On the second day of our Fibres and composites transforming industry series, Dr Matthew Young looks at Australia’s prowess with composites and their role in the federal government’s six priority sectors.
As a Materials Scientist and Metallurgist, composites manufacturing has played a large part in my career. Having grown up around water, I built and frequently repaired my own fiberglass white-water kayaks in the backyard. And then, as a university student in the 1980s, after visiting Hawker de-Havilland in Bankstown, I became intrigued by the high strength Kevlar and carbon materials, production tooling, manufacturing methods and autoclave curing for commercial aircraft.
Years later I was lucky enough to take on a lead Materials and Process Technology role developing 787 moveable trailing edge materials and productions systems at Boeing Aerostructures Australia, at which Hawker de Havilland was a legacy company. It was my responsibility to set up robust and repeatable processes and build materials that displaced the need for autoclaves and much of the technology I had seen years earlier. The aim was to significantly reduce labour and total processing time for aircraft parts production.
I recall a feeling of pride, when during her visit to Boeing Aerostructures Australia in 2013, the then Prime Minister the Hon. Julia Gillard noted “innovation too is what is happening in this factory behind me a different way, a different material for the building of the flaps on planes is going to change those planes forever and that work can be done here because the intellectual work to make it happen, happened in Australia.”
The sentiment that “intellectual work can make it happen in Australia” still rings true. I believe when we strive to be novel and innovative in developing and manufacturing composites their application could be much broader in Australia.
As a nation, we are internationally-recognised for our expertise in the field of composites. We often exceed expectations. Standout examples include, but are not limited to, one piece carbon fibre wheels supplied to the world’s top exotic car manufactures, instantly recognised pink sleeve oars used by world-class still-water rowers, and the manufacture of world-leading buoyancy systems for marine and subsea requirements.
Australian composite manufacturing has often excelled as a result of companies participating and leveraging the entire value stream – from research and development, design, analysis, production, test validation, certification, logistics, sales and service – as set out in CSIRO’s 2016 Advanced Manufacturing Roadmap.

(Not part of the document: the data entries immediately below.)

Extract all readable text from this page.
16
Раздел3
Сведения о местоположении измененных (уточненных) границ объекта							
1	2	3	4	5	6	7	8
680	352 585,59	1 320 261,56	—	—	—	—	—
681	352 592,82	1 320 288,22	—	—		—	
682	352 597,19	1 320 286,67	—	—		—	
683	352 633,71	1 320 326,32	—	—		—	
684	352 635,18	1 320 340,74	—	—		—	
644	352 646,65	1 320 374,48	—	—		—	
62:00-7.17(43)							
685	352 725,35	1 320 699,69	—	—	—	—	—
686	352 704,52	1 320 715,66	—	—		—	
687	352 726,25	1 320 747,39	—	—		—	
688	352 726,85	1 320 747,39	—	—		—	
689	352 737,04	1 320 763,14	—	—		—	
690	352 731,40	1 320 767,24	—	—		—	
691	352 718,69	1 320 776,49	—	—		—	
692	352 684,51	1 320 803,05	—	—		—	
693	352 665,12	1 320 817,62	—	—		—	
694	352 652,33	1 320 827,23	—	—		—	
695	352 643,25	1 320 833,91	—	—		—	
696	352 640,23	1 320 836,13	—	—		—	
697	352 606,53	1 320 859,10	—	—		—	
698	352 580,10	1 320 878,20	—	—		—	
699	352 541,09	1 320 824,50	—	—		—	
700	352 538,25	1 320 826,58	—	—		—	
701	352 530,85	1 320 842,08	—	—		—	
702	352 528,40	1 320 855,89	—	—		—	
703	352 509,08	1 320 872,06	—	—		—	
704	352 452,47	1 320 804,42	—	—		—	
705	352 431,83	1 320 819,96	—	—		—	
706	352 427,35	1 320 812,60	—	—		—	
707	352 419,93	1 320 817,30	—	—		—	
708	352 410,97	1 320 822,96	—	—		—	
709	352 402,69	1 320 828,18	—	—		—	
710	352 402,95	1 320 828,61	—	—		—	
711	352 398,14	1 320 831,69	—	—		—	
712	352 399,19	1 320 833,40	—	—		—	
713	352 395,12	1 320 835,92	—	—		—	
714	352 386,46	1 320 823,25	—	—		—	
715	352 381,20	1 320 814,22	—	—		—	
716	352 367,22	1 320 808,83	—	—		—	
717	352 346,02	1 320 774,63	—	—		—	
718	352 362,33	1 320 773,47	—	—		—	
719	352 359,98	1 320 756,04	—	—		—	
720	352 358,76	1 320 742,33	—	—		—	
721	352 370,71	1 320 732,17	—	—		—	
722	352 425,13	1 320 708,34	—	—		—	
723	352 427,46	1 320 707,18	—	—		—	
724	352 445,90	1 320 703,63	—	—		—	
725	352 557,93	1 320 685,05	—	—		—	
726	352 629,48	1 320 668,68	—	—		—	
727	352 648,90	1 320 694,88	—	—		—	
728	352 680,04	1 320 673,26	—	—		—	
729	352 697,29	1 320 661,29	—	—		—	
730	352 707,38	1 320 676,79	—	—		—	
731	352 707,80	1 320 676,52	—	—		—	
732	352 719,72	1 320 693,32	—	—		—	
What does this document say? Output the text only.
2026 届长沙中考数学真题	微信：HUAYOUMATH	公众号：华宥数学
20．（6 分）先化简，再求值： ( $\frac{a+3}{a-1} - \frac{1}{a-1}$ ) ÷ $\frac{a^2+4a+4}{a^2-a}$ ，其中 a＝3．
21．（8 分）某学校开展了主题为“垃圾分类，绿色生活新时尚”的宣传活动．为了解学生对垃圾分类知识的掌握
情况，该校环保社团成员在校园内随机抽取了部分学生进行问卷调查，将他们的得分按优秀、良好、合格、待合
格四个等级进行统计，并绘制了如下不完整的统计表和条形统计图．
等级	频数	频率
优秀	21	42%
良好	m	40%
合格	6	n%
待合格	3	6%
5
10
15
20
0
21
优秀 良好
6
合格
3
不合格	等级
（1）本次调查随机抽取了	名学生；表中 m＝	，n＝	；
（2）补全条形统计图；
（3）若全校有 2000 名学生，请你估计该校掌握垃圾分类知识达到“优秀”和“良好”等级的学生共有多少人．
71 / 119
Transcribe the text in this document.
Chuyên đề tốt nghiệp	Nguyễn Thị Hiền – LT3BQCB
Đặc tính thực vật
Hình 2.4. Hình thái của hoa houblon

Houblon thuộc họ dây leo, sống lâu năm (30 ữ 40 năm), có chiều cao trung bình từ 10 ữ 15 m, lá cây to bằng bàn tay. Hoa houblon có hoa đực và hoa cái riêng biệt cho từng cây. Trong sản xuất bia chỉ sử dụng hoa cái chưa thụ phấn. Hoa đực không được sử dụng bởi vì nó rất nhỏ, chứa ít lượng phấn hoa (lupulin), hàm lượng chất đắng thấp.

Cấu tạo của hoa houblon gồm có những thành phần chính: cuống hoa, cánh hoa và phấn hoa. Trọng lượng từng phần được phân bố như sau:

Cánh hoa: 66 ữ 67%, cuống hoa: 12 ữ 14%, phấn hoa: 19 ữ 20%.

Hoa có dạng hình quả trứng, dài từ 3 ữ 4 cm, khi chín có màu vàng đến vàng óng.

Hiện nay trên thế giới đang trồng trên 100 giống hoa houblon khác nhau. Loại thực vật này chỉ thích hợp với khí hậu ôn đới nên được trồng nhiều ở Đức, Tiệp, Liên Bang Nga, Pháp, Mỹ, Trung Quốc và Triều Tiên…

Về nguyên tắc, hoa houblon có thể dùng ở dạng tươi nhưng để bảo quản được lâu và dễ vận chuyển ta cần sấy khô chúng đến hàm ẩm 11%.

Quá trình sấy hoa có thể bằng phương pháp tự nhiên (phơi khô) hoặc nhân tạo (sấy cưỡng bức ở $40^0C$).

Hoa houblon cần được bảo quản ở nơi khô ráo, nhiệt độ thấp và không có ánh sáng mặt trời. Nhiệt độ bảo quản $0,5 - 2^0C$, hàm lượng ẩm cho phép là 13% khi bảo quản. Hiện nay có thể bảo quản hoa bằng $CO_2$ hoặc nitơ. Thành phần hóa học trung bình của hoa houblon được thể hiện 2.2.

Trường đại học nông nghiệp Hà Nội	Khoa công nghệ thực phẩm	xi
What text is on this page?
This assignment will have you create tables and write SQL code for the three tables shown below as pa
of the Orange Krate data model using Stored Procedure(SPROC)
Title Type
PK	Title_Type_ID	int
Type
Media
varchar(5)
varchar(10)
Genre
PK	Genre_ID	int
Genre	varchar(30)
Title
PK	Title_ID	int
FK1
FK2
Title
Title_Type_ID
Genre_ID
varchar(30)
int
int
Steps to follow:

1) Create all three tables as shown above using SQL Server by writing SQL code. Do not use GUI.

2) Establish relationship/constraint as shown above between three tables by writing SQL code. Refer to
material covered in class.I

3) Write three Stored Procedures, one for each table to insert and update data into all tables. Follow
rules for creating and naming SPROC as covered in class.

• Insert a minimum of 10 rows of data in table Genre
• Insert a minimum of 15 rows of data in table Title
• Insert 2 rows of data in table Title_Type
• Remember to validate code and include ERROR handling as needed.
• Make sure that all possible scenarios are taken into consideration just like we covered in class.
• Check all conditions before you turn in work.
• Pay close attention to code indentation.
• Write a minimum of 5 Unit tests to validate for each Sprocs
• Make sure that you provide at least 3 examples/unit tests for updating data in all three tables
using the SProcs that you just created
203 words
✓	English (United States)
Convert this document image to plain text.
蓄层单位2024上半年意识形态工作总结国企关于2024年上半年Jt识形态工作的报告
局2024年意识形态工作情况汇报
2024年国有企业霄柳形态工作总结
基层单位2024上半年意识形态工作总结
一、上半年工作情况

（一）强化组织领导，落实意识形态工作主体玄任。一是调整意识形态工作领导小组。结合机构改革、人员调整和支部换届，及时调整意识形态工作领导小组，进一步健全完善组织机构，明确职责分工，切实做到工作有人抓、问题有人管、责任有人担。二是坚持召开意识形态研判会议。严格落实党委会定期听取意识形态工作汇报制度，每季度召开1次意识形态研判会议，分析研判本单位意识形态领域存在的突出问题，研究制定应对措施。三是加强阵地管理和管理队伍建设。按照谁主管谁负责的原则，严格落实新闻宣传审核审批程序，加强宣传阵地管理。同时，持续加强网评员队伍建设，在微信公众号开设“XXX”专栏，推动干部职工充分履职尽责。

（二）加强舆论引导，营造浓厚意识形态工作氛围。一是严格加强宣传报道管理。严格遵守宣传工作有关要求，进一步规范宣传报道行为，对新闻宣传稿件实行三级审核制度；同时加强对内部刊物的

Those at the forefront of the industry are prioritising technology investment and are eager to embrace digital workflows, automation, digital twins and managing production using meaningful data and analytics.
Yet, for manufacturers looking for government support to help accelerate technology investment to advance the Australian composites industry, the Government’s Modern Manufacturing Initiative and the often-remarked approach of “Picking Winners” could be a double-edged sword.
On the downside, the initiative clearly does not favour composites manufacturers who already have established their niche outside the six identified national priority sectors – space, medical products, resource technology and critical minerals processing, food and beverages, recycling and clean energy, and defence. They will face uncertainty – at least in the near term – around how and if the government will support their course.
However, on the upside, composites manufacturing is an enabler and often an essential requirement for engineering and economical success within all six priority areas.
Thus, companies interested in adapting and expanding their business operation, for instance, should consider partnering and collaborating with industry and universities in each of the selected priority areas. The material and structural benefits of composites create unlimited opportunities / application potential.
Examples may include:
- High strength/light weight structures that improve payload capacity and payload durability for space launch and satellites.
- Medical Products such as implants, prosthetics, light weight portable imaging devices and patient support structures that are radiolucent.
- Drilling and processing equipment for Resources Technology and Critical Minerals Processing where strength and toughness need to be unaffected by corrosive leaching agents employed in rare earth extraction.
- Inert non contaminating materials for Food and Beverage processing and storage that could include tanks, hoppers and the like, and ancillary equipment such as light weight cleanable grating and access gantries.
- Light weight / high damage tolerance structures for Defence applications including air land and sea vehicles, personal armour as well as low radar cross-section /electromagnetic signature products.
- Finally, but importantly, with Australia being a significant user for both domestically produced and imported composites products such as wind turbine blades, there is a definite need in Repair, repurposing, reuse and recycling composite materials.
As an end note, and considering the Clean Energy focus of the Modern Manufacturing Initiative, it is important to recognise the potential impact of Australia’s National Hydrogen Strategy. The increase of domestic hydrogen production, storage and transport will see significant demand for composite high-pressure storage vessels. A strong and competitive design, manufacture, sales and support sector for these vessels is a logical extension to hydrogen production, and will enable Australian industry to extend its participation in a national and international hydrogen gas value stream.
Dr Matthew Young is Manufacturing Innovation Manager at the Innovative Manufacturing CRC (IMCRC).